Sein Blick verdunkelte sich schlagartig wieder und er kam abermals auf mich zu und schnappte sich mein Handgelenk, bevor ich ihm ausweichen konnte.

„Dann ist das nicht zu ändern.", stellte er sachlich fest und zog mich mit sich aus dem Zimmer. Mein Handgelenk hielt er dabei unnachgiebig umklammert, sonst hätte ich ihn wahrscheinlich die Treppe herunter geschubst. Stattdessen hielt ich mich am Geländer fest und bremst ihn damit aus.

„Du erwartest wirklich, dass ich jetzt einfach so mit dir komme? Ohne irgendwelche Garantien? Ohne, dass ich mich verabschieden darf? Und ohne, dass ich etwas mitnehmen darf?"

„Deine Frist ist um. Wenn du deine Zeit nicht sinnvoller genutzt hast, ist das nicht meine Schuld Kathlyn! Und was deine Garantien angeht – denkst du nicht, ich hätte dir schon etwas antun können, wenn ich es gewollt hätte?"

„Wie großzügig von dir! Das ist ja sehr beruhigend!"

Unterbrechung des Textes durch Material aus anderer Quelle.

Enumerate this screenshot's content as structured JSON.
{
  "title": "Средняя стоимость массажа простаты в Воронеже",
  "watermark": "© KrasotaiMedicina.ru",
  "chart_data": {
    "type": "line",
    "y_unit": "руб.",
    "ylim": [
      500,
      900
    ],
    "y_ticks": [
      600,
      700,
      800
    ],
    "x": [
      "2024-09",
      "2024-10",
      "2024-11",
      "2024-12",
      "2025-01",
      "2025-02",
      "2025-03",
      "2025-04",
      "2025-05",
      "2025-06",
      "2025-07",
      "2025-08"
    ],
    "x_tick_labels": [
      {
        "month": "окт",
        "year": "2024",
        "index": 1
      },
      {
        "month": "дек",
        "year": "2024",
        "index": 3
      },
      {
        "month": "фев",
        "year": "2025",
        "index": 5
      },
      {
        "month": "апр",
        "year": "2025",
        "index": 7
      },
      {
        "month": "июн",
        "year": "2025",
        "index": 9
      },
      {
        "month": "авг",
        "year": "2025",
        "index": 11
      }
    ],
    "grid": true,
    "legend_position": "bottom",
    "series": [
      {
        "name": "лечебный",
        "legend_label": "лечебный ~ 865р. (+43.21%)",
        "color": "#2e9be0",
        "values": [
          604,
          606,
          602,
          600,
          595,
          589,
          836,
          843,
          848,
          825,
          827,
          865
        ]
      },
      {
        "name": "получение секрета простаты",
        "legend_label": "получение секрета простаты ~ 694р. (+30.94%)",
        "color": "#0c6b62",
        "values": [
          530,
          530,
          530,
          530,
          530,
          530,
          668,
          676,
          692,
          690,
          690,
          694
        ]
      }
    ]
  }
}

„Es reicht jetzt! Lass das Geländer los!" Wütend funkelten wir einander an, keiner bereit nachzugeben. Seine Geduld mit mir hatte ein jähes Ende, als er zu mir kam und binnen Sekunden meine Finger gelöst hatte. Sein Arm schlang sich um meine Taille, plötzlich verlor ich den Boden unter den Füßen und mit einem lauten Schrei landete ich über seiner Schulter.

„Lass mich sofort runter!" Fluchend schlug ich auf seinen Rücken ein und versuchte zu strampeln, was ihn nicht wirklich beeindruckte.

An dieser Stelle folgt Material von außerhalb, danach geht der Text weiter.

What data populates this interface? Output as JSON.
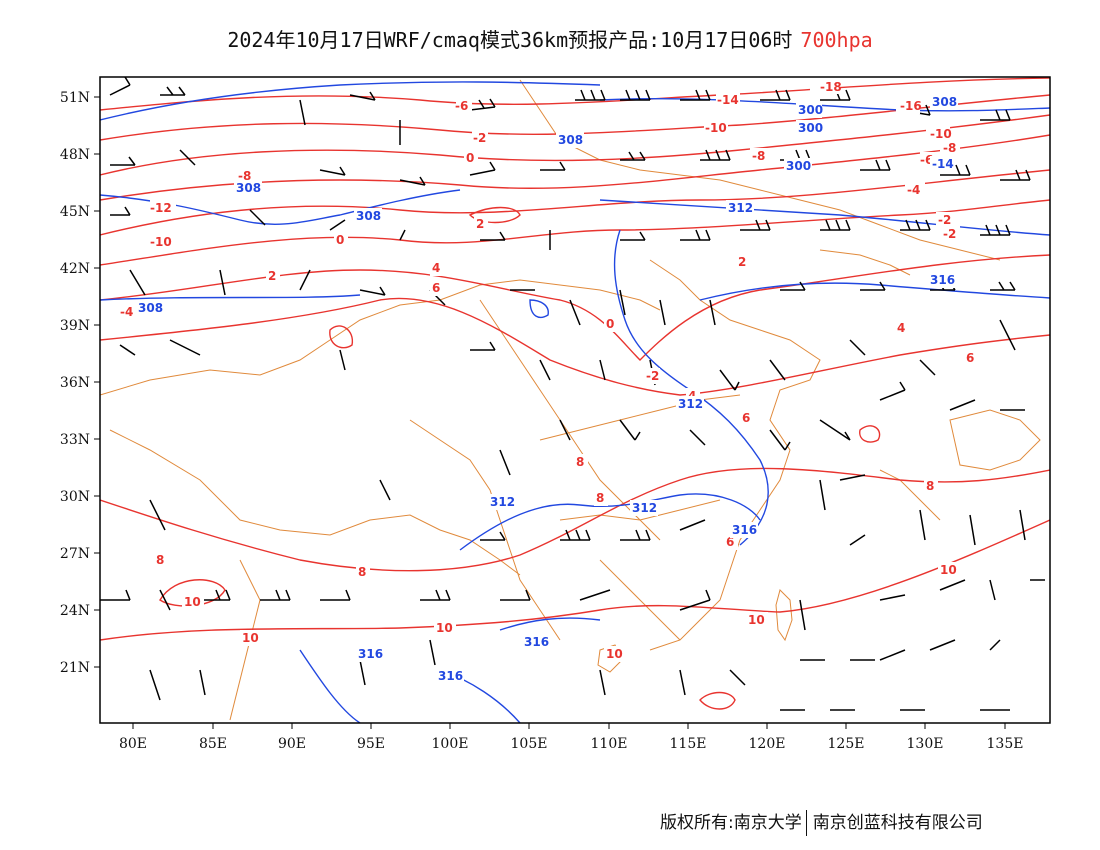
{
  "title": {
    "main": "2024年10月17日WRF/cmaq模式36km预报产品:10月17日06时",
    "level": "700hpa"
  },
  "footer": {
    "copyright": "版权所有:南京大学",
    "company": "南京创蓝科技有限公司"
  },
  "colors": {
    "temperature": "#e8342f",
    "height": "#2248e0",
    "border": "#e08a3c",
    "wind": "#000000"
  },
  "axes": {
    "x_ticks": [
      "80E",
      "85E",
      "90E",
      "95E",
      "100E",
      "105E",
      "110E",
      "115E",
      "120E",
      "125E",
      "130E",
      "135E"
    ],
    "y_ticks": [
      "51N",
      "48N",
      "45N",
      "42N",
      "39N",
      "36N",
      "33N",
      "30N",
      "27N",
      "24N",
      "21N"
    ]
  },
  "labels": {
    "temperature": [
      "-18",
      "-16",
      "-14",
      "-12",
      "-10",
      "-10",
      "-8",
      "-8",
      "-6",
      "-6",
      "-4",
      "-4",
      "-2",
      "-2",
      "-2",
      "0",
      "0",
      "2",
      "2",
      "2",
      "4",
      "4",
      "6",
      "6",
      "6",
      "8",
      "8",
      "8",
      "8",
      "8",
      "10",
      "10",
      "10",
      "10",
      "10",
      "-12",
      "-10",
      "-8",
      "-2",
      "2",
      "4",
      "6"
    ],
    "height": [
      "300",
      "300",
      "300",
      "308",
      "308",
      "308",
      "308",
      "312",
      "312",
      "312",
      "312",
      "316",
      "316",
      "316",
      "316",
      "316",
      "308",
      "-14"
    ]
  }
}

„Möchtest du deine Eltern noch einmal sehen?", knurrte er und ich hörte augenblicklich auf. Im nächsten Moment krallte ich mich quietschend in sein Shirt, als wir plötzlich in rasender Geschwindigkeit unser Haus und das Grundstück verließen. Wie zum Teufel machte er das?

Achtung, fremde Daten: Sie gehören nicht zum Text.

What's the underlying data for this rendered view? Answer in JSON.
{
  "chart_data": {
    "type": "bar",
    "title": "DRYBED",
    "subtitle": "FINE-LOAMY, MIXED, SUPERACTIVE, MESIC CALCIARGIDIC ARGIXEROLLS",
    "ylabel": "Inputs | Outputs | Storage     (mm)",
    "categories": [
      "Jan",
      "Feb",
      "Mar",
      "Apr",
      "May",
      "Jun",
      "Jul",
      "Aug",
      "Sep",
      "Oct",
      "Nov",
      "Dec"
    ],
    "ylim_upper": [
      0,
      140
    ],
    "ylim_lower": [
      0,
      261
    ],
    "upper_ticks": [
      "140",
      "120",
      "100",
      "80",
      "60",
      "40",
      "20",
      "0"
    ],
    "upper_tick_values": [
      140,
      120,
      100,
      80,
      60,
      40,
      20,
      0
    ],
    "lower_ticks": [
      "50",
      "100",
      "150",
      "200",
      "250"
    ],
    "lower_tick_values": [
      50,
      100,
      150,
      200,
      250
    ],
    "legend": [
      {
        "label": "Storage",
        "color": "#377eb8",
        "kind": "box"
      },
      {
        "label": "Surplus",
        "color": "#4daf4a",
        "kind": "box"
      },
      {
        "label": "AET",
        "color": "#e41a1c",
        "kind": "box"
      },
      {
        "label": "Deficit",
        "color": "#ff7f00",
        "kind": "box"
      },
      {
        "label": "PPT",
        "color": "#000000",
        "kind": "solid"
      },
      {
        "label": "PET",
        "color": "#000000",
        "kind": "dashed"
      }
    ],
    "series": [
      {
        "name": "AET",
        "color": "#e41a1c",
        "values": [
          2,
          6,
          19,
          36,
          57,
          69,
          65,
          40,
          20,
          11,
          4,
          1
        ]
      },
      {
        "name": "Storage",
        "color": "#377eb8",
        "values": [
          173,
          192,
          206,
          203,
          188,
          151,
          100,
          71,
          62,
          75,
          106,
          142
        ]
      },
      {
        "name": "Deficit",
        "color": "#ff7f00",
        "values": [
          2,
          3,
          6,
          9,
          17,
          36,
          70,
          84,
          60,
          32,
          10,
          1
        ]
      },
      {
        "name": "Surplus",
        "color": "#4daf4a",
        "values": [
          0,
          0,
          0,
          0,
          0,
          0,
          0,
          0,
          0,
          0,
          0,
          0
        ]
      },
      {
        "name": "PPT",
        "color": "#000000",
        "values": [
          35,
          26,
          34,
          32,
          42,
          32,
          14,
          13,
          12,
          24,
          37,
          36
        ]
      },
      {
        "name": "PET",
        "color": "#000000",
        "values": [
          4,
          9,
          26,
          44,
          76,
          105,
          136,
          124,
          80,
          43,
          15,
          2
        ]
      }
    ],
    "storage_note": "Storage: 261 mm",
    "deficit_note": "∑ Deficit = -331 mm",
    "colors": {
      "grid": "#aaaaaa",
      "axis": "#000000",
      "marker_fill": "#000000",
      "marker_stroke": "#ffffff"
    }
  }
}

Bequem war diese Position jedenfalls nicht. Langsam wurde mir schlecht. Als wir endlich anhielten war ich ihm sehr dankbar, als er mich herunterließ. Wir waren auf einer Anhöhe, die unsere Nachbarschaft umgab. Er zog mich zu ein paar Bäumen und nickte dann in Richtung unseres Hauses. Es war so weit weg, doch noch gut zu erkennen. Und gerade bog ein Fahrzeug in die Einfahrt und zwei Personen stiegen hastig aus.

Meine Eltern.

So hatte ich mir das nicht vorgestellt.

Sie hasteten ins Haus und ich wusste, was sie dort feststellen würden. Ich wusste, was sich meine Mutter für Vorwürfe machen würde, weil sie mich allein gelassen hatte. Dass sie sich das nie verzeihen würde – oder meinem Vater.

Verzweifelt kämpfte ich die Tränen nieder, die schon wieder die Oberhand gewinnen wollten, und warf dem Alpha einen verstohlenen Blick zu. Falls er jetzt dachte, er hätte gewonnen, würde ich ihn schnell eines Besseren belehren! Laut seiner Bedingung sollte ich mit ihm gehen, damit er Ilargia verschonte, und das tat ich auch.

Aber es war nie davon die Rede gewesen, dass ich auch bei ihm blieb!